Jimmy had a strange-shaped season, winning four of the first six races and then only having one more podium finish, despite remaining competitive. Was there a particular reason for that? Was he just trying to protect a points lead?
Julian Robertson: No, not until the last three races, I’d say. After the first six races, we were still trying to win every race: you can’t cruise for two-thirds of a season and expect to win the championship. You have to race for everything, but keep the big picture in your head too. We had a “June Swoon” as we named it at the time, where it was tough for a few races.

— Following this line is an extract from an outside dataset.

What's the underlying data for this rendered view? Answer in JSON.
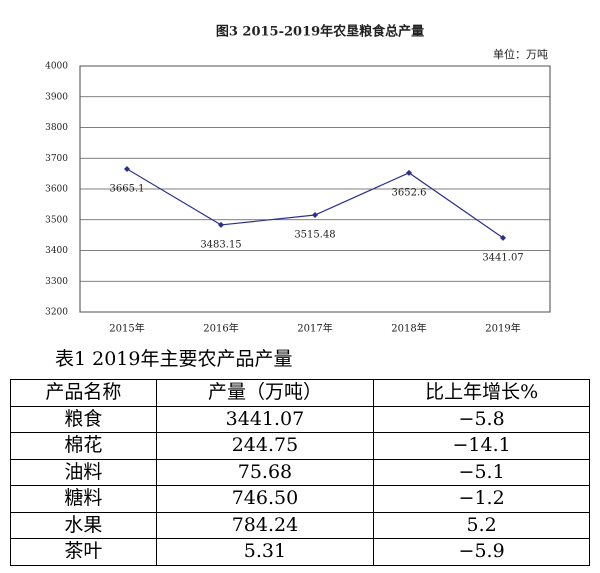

Jimmy Vasser: I crashed hard in practice at Detroit [Round 8], and the first thing I remember seeing afterward was my arm moving in circles in front of my face and I couldn’t control it. Really weird. I’d damaged my spine, as well. I ended up qualifying near the back, got up into the points but then on the very last lap, I started experiencing vertigo and barely made it around.
We then went from Detroit to test at Mid-Ohio and I felt funky but not too bad. Then I got in, reached the end of pit lane and at only 50 mph, I got vertigo again – couldn’t feel the car, the world was turning upside down around me. So I went to Indianapolis to see Dr. [Terry] Trammell and he discovered that my Detroit crash had dislodged the crystals in my ear which left me off-balance.
Luckily there were 10 more days before Portland and the drug that Trammell gave me was starting to take effect. I qualified third there, but in the race I felt vertigo again, it started raining and I spun off and lost laps. That was my only finish outside the points that year.